Pigmentary conditions such as freckles, sun spots, post-inflammatory hyperpigmentation can be easily treated with lasers.
Melasma, on the other hand, needs to be treated with a more holistic approach. As the condition is due to upregulation and sensitization of pigment-producing cells, treatment starts with treating the root cause of it, by reducing all risk factors for pigment production as much as possible.
This will include treating hormonal factors such as reviewing a patient’s medications for any medications that can alter hormonal levels such as oral contraceptive pills or hormone replacement therapy; sun protection with broad-spectrum sunscreens.

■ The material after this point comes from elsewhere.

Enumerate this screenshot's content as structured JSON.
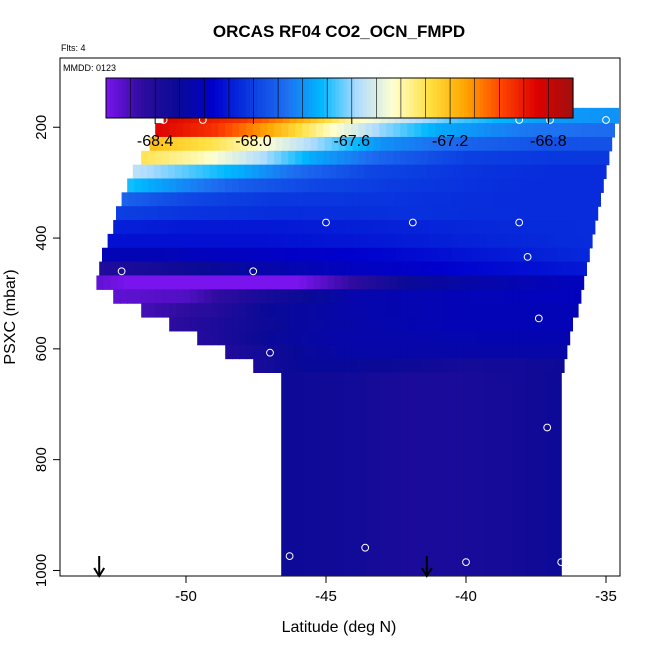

Treatment should also include topical creams for pigments. The pigment cream hydroquinone is still the standard treatment of melasma although, in the recent years, concerns have grown regarding long term use of the medication and alternatives which work to a lesser degree such as creams containing arbutin, azeleic and ascorbic acids, niacinamide kojic acid have also been used.
Now, that does not mean that laser has no role in the treatment of melasma. Judicious use of lasers and acid peels can act as good adjuncts in the treatment of melasma. When used correctly, they can speed up the lightening of pigments; and in recalcitrant melasma which responds poorly to topical creams, lasers and peels still have a strong role to play.
MELASMA CAN BE TREATED SUCCESSFULLY
Melasma is a complex and challenging condition to treat and requires both times, patience and persistence. A sound and holistic medical approach by the doctor, and diligence on the part of the patients applying and using the prescribed treatments while maintaining lifestyle factors such as staying away from the sun, avoiding irritative cosmetics are crucial to achieving visible improvement and maintaining good complexion in the treatment of melasma. It may not be curable, but it certainly can be treated well.
If you are indeed suffering from melasma, speak to your doctor so that it can be addressed early.